Em primeiro lugar, é importante reconhecer que, para poder-se estabelecer um nexo de causalidade entre um factor de risco (neste caso a ingestão de leite) e um problema de saúde (seja uma doença, um sintoma, um sinal, etc.) temos de possuir um estudo experimental, em que seleccionámos ao acaso um conjunto de pessoas, dividimo-las aleatoriamente em dois grupos (um bebe leite regularmente e o outro não) e analisamos no tempo os indicadores clínicos que achamos importantes (aumento do cancro, de eventos cardiovasculares, etc.). Estudos que apenas comparam pessoas que bebem leite com as que não o bebem na sua vida normal (chamados estudos observacionais) são válidos, mas não permitem concluir com a mesma certeza a relação eventualmente encontrada entre o leite e potenciais doenças. Isto porque pode haver outras causas para essas doenças, sintomas, etc. que nada tenham a ver com a ingestão de leite. É importante reconhecer que todos estes estudos – independentemente do tipo – procuram representar, em grupos limitados de doentes (as chamadas amostras), uma realidade potencialmente existente em toda a população de onde aqueles foram seleccionados, já que não é possível estudar toda a gente.
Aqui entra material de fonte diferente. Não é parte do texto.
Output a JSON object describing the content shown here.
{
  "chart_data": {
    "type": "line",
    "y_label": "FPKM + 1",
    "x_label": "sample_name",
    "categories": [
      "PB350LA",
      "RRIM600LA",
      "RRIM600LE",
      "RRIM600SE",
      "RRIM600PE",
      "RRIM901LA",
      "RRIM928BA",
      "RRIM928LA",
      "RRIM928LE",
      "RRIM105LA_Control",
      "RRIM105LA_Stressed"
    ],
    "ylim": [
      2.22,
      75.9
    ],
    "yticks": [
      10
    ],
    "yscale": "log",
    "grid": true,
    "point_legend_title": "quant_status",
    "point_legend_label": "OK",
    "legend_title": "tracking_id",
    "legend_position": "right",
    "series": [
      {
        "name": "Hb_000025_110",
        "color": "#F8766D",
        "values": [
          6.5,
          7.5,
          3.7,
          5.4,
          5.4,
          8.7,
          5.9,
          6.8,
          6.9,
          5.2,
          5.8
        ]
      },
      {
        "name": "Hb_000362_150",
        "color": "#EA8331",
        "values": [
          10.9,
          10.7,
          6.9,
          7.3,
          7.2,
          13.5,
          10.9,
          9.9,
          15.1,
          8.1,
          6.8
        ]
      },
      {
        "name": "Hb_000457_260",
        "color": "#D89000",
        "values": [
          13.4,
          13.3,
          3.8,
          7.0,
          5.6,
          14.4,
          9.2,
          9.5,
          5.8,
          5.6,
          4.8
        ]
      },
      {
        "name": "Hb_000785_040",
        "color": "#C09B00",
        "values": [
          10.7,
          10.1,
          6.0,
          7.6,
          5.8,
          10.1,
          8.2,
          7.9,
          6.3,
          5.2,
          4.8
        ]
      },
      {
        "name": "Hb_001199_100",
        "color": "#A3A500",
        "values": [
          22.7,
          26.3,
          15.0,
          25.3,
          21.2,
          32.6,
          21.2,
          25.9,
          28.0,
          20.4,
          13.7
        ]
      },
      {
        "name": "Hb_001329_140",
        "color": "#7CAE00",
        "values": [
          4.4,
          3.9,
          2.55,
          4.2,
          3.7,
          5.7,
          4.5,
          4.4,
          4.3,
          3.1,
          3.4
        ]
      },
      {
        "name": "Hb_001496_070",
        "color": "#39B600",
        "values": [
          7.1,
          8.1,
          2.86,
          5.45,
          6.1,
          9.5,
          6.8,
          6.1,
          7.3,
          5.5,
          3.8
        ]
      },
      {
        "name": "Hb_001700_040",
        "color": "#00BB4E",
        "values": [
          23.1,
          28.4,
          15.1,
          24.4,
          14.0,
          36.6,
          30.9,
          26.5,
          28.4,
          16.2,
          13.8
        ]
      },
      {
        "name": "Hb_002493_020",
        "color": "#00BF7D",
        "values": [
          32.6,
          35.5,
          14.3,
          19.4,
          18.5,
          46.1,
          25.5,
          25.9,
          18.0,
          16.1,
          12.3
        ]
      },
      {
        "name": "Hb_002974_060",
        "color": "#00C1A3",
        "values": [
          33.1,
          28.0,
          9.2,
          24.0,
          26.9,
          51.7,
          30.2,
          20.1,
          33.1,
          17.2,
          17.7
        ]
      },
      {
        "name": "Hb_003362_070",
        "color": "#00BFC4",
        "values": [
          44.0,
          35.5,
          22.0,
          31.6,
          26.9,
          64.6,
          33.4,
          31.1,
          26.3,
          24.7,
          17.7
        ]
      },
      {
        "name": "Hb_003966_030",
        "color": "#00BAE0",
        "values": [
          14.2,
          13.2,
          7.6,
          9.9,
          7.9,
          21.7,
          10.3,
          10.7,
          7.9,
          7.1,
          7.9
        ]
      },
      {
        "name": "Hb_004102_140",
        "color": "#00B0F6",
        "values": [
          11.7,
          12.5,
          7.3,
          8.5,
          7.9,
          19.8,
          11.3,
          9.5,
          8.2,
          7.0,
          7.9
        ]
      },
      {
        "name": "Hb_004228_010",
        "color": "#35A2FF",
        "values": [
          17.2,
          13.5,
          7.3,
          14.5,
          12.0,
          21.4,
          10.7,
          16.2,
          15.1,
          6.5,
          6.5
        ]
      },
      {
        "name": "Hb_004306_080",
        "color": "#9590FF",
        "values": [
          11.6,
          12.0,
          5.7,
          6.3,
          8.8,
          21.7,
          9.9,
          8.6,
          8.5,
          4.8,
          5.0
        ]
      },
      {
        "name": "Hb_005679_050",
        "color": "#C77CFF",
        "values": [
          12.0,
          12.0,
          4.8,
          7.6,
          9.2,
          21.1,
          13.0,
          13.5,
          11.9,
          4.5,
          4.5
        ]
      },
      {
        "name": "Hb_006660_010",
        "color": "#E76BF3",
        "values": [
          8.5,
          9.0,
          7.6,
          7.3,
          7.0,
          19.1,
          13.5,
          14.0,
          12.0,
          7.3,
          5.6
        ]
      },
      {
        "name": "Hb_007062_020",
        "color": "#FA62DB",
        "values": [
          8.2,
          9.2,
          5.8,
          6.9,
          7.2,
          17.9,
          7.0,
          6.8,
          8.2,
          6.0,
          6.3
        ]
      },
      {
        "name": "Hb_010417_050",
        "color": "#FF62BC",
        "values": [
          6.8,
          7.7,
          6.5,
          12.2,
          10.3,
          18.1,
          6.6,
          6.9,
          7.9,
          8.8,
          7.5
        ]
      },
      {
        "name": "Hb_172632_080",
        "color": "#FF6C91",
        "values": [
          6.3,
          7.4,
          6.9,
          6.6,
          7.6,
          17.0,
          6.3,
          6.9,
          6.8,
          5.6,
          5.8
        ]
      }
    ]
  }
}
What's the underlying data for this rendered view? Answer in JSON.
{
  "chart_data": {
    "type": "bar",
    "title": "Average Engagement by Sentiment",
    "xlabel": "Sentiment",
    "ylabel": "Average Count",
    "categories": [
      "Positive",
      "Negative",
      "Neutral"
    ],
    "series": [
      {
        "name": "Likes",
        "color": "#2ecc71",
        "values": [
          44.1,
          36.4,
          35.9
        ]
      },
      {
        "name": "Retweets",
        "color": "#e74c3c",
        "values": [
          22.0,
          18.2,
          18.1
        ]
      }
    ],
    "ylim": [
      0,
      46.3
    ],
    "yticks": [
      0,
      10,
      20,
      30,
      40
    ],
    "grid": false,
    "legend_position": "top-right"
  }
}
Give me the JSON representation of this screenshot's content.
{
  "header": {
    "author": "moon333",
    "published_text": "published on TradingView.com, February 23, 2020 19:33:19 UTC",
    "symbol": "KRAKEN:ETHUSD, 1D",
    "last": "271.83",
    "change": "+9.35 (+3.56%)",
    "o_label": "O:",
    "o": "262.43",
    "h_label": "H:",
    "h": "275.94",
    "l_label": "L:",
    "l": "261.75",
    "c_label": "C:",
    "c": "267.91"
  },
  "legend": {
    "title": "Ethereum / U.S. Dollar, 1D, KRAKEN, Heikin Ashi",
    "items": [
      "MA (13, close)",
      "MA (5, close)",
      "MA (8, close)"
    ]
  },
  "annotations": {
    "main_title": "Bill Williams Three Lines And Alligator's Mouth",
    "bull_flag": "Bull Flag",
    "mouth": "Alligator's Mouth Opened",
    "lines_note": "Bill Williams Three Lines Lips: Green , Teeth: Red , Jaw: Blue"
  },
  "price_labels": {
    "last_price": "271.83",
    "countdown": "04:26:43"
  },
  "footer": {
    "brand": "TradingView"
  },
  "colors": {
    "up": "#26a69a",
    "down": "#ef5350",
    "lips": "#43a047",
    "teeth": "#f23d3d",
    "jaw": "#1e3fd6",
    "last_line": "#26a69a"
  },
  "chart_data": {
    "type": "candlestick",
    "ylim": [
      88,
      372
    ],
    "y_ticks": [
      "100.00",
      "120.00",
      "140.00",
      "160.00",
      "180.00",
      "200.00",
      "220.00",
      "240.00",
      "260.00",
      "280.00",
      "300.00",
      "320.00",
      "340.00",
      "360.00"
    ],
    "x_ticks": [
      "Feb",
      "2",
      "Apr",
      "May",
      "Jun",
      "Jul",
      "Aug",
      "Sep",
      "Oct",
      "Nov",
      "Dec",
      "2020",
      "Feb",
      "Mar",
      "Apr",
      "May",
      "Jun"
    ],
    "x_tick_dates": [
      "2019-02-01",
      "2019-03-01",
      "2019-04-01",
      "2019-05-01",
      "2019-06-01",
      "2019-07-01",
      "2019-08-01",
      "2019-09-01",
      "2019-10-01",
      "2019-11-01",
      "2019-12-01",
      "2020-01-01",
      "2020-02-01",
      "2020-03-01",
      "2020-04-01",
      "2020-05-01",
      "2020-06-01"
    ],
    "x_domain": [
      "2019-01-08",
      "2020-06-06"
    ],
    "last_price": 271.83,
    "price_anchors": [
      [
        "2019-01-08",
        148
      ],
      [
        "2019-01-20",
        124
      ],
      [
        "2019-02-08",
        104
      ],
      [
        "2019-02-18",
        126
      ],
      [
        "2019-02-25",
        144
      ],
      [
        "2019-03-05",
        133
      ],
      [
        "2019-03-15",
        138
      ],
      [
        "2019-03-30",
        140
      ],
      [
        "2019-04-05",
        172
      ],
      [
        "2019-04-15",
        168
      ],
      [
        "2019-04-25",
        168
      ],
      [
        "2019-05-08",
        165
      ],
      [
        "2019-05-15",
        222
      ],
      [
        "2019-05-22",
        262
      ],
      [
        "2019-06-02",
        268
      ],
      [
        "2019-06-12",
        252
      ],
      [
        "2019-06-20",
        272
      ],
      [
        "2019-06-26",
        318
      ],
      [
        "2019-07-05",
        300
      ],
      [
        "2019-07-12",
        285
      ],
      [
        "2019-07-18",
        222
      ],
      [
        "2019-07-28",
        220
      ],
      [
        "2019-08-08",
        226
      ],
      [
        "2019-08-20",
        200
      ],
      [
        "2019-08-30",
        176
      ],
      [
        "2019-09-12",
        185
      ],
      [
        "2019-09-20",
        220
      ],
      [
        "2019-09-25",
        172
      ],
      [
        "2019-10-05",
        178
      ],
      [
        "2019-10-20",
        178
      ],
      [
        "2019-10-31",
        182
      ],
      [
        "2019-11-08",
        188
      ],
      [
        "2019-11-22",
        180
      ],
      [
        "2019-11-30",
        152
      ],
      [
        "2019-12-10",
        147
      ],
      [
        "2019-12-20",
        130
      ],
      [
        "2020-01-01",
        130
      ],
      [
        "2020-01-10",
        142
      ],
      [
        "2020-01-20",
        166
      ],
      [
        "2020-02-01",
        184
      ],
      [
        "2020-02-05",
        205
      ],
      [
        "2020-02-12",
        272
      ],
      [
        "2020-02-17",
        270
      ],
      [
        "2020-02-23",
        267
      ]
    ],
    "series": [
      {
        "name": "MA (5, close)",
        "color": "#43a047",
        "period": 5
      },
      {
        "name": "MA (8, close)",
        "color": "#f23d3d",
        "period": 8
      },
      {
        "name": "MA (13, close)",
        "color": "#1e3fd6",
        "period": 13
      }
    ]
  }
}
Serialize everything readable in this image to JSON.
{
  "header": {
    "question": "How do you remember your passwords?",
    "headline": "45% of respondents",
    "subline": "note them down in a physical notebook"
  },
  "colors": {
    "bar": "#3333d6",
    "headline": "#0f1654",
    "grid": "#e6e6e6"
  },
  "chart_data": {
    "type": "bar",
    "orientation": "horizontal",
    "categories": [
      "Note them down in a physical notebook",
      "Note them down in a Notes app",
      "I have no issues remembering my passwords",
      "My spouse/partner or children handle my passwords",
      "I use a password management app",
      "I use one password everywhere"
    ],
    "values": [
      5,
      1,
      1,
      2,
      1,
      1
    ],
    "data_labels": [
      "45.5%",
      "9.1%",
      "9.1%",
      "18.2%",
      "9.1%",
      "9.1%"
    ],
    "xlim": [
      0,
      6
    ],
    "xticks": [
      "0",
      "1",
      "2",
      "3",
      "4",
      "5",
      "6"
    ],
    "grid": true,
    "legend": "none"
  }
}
Um dos mitos levantados contra o leite é o da sua potencial relação com o cancro. Que provas existem de esta relação ser verdadeira? Numa revisão sistemática da literatura recentemente publicada (Nutrition Journal 206;15:91) foram analisados 11 estudos incluindo um total de 778.929 doentes procurando determinar se havia alguma relação entre o consumo de produtos lácteos e a mortalidade por causas oncológicas. As conclusões destes investigadores foi que, quer com a ingestão de leite de vaca, quer de iogurte, de queijo ou de manteiga não se verificou qualquer aumento da mortalidade de cancro em ambos os sexos. A única excepção foi um muito ligeiro aumento de cancro da próstata, mas apenas com leite gordo. Baseados nos resultados destes estudos permitem, portanto, afirmar que a ingestão de leite de vaca não influencia em nada o risco de mortalidade global por cancro.
A segunda área da saúde em que o leite tem sido questionado é o da obesidade e risco cardiovascular. Também aqui não se confirmam estas crenças: numa revisão sistemática canadiana incluindo um conjunto de 21 outras revisões – uma espécie de síntese de sínteses (Advances in Nutrition 2016;7:1026-40) – não se detectou qualquer aumento de risco cardiovascular, concluindo os autores que o consumo regular de vários tipos de lacticínios é neutro ou mesmo favorável na saúde do coração. Curiosamente, uma revisão sistemática da Cochrane (considerada universalmente como a melhor prova científica disponível sobre benefícios e riscos de uma qualquer intervenção) indica uma melhoria marcada no risco cardiovascular com a ingestão da dieta mediterrânica que, como é sabido, é composta por um rácio alto de gorduras monoinsaturadas versus saturadas, ingestão regular de vinho, elevada de legumes, gramíneas, cereais e fruta/vegetais, baixa de carne e significativa de peixe, e consumo moderado de leite e de produtos lácteos (Cochrane Database of Systematic Reviews 2013, Issue 8. Art. No.: CD009825).
Quanto à obesidade, os resultados da ingestão de lacticínios são contraditórios quer se trate de adultos, em que a taxa de obesidade pode aumentar ligeiramente (Ann Epidemiol 2016;26:870-882), quer em crianças, onde parece diminuir (Eur J Clin Nutr 2016;70:414-23).
Portanto, baseados nestes estudos seleccionados pela sua alta qualidade metodológica, não parece justificar-se o receio da ingestão de leite e o risco destas doenças. É ainda importante lembrar que os riscos que temos estado a mencionar são de muito modestas dimensões: no caso do aumento do cancro da próstata por exemplo, o que estamos a falar é centenas de homens beberem leite diariamente para se verificar um cancro a mais durante anos a fio.
Finalmente, e à guisa de lembrança, há que reconhecer que a eliminação de componentes da dieta pode ter consequências negativas, já que podem fazer falta ao desenvolvimento harmonioso nos jovens ou à manutenção de uma boa qualidade de vida nos adultos.